Longtang L. Chen and
Steven P. Wise
Laboratory of Neurophysiology, National Institute of Mental Health,
Poolesville, Maryland 20837
We assessed the preferred directions (PDs) of supplementary eye
field (SEF) neurons during conditional visuomotor learning. Monkeys
learned to select one of four saccadic eye movements in response to a
foveal instruction stimulus (IS). ISs were either familiar or novel.
Each familiar IS reliably evoked one saccade: 7° left, right, up, or
down from the central fixation point. Novel ISs initially triggered
virtually random responses among those four possibilities, but the
monkeys ultimately learned to select the instructed saccade. As
reported previously, activity rates on novel IS trials significantly
changed during learning. Some of these cells (learning-dependent) also
have significant modulation on familiar IS trials, but others
(learning-selective) lack such activity.
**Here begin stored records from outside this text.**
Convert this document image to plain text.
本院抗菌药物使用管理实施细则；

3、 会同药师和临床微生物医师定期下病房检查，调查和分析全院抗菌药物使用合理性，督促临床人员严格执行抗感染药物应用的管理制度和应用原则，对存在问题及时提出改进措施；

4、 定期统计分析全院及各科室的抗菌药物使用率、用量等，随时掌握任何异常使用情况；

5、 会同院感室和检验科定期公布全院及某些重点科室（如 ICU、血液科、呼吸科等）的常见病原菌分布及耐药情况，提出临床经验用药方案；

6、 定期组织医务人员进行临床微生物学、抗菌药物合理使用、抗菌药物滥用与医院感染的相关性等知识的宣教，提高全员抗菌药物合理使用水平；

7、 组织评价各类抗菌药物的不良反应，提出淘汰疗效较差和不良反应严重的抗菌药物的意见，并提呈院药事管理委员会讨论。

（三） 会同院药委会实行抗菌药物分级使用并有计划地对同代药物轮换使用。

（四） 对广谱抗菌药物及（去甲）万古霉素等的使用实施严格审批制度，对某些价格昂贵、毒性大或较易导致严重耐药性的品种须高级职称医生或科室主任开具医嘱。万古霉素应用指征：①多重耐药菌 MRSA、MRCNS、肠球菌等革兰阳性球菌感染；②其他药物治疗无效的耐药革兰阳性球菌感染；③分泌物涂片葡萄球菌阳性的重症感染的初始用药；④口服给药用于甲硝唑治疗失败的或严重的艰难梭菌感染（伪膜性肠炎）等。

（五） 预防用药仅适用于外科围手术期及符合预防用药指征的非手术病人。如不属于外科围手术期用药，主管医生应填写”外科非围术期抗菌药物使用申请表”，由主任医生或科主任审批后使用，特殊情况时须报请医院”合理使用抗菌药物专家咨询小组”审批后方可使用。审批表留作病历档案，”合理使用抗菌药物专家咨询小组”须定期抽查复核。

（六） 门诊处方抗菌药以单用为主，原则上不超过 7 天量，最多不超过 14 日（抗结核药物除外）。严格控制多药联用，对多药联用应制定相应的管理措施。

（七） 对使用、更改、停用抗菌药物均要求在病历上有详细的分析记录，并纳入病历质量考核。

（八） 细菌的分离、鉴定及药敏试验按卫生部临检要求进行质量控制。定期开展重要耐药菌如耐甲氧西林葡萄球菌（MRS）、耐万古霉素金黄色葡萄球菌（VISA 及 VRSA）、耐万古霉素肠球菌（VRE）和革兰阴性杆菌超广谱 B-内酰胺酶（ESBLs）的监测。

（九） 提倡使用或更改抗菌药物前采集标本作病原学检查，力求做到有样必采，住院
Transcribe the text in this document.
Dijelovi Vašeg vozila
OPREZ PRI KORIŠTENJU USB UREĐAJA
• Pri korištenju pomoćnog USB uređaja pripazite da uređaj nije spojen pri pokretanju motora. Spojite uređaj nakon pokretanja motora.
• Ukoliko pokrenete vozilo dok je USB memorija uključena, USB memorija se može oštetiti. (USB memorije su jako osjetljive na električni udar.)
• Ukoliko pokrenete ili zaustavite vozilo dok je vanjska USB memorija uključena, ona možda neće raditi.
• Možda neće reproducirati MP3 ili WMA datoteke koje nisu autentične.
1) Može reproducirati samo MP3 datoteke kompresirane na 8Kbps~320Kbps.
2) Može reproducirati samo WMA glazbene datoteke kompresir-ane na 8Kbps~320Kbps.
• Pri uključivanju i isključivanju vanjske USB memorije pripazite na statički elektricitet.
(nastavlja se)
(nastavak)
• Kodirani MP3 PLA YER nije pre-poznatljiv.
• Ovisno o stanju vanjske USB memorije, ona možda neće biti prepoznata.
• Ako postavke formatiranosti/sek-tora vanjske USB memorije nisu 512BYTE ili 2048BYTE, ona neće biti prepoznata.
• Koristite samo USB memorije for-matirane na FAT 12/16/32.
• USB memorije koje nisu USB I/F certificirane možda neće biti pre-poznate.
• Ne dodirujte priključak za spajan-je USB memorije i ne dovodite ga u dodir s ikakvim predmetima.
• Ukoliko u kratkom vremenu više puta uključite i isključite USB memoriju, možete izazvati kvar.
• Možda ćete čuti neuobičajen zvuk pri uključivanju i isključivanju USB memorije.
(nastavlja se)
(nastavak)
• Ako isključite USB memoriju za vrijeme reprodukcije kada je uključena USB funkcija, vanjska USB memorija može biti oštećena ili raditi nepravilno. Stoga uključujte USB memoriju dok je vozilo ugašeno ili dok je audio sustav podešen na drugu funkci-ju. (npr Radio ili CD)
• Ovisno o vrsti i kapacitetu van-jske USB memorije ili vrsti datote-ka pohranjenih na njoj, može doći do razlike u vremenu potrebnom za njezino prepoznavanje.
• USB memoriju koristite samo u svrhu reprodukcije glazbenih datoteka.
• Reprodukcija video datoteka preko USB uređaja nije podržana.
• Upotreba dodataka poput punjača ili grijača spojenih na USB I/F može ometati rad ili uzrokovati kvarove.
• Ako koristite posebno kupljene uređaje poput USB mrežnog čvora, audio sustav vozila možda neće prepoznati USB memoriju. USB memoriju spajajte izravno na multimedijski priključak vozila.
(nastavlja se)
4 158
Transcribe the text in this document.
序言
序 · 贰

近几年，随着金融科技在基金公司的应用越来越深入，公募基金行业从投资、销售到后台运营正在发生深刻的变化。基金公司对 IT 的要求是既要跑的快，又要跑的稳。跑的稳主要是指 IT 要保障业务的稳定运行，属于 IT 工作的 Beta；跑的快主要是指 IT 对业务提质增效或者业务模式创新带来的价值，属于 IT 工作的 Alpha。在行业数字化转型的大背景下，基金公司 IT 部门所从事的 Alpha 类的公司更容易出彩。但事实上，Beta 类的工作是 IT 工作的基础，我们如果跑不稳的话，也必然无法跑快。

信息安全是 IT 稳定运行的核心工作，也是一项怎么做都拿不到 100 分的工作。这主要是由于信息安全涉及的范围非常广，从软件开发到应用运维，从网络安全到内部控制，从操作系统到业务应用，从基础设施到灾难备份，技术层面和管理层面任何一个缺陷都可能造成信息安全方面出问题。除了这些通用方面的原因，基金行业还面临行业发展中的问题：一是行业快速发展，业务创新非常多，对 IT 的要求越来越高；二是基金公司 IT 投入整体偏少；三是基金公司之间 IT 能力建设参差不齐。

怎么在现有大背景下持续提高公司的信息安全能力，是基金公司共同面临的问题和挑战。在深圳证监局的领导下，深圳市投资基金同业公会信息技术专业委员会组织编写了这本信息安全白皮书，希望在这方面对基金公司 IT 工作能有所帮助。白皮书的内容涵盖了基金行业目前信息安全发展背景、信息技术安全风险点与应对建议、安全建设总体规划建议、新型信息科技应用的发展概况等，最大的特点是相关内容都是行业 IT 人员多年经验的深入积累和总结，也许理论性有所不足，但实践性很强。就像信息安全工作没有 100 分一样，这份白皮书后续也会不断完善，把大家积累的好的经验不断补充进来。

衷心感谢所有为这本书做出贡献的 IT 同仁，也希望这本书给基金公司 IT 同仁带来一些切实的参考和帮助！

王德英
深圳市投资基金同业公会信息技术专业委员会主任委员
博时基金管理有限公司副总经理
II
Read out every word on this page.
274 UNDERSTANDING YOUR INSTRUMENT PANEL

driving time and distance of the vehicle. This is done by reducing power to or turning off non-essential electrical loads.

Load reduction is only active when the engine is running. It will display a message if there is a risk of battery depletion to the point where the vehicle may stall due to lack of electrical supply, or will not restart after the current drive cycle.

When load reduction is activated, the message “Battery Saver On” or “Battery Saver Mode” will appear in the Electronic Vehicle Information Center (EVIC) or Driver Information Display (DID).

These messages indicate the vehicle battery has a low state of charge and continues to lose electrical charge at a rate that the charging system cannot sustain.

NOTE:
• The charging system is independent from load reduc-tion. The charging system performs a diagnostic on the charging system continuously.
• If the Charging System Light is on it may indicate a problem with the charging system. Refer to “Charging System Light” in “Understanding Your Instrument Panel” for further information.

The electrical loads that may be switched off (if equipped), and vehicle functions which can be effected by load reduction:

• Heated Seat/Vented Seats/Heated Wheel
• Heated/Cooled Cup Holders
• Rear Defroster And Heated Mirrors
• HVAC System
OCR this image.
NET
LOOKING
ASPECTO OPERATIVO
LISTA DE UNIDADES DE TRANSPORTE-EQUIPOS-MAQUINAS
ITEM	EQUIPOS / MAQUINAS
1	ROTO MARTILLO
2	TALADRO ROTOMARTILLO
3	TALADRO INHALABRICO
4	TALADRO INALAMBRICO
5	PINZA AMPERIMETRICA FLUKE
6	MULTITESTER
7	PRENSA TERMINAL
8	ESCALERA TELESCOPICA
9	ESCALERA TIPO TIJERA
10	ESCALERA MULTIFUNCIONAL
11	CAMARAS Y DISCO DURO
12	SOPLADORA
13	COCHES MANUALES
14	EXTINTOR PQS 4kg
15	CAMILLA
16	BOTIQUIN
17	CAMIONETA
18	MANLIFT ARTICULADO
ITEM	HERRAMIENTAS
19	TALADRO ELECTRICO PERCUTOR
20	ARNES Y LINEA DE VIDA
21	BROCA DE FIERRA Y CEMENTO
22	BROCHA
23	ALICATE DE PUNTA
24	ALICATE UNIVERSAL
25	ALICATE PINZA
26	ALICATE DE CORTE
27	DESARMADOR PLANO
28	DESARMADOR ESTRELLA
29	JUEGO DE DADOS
Of the former, the familiar IS
activity can be either directionally selective or omnidirectional. For
most neurons, PDs were apparent during all phases of learning, but they
were rarely constant. Only infrequently did a neuron's PD for novel
ISs closely match that for familiar ISs throughout the learning
process. In directional learning-dependent cells, the PD usually
reoriented near the end of learning to resemble that for familiar IS
trials. In omnidirectional cells, initially evident PDs dissipated with
learning, even as the cell became more strongly modulated.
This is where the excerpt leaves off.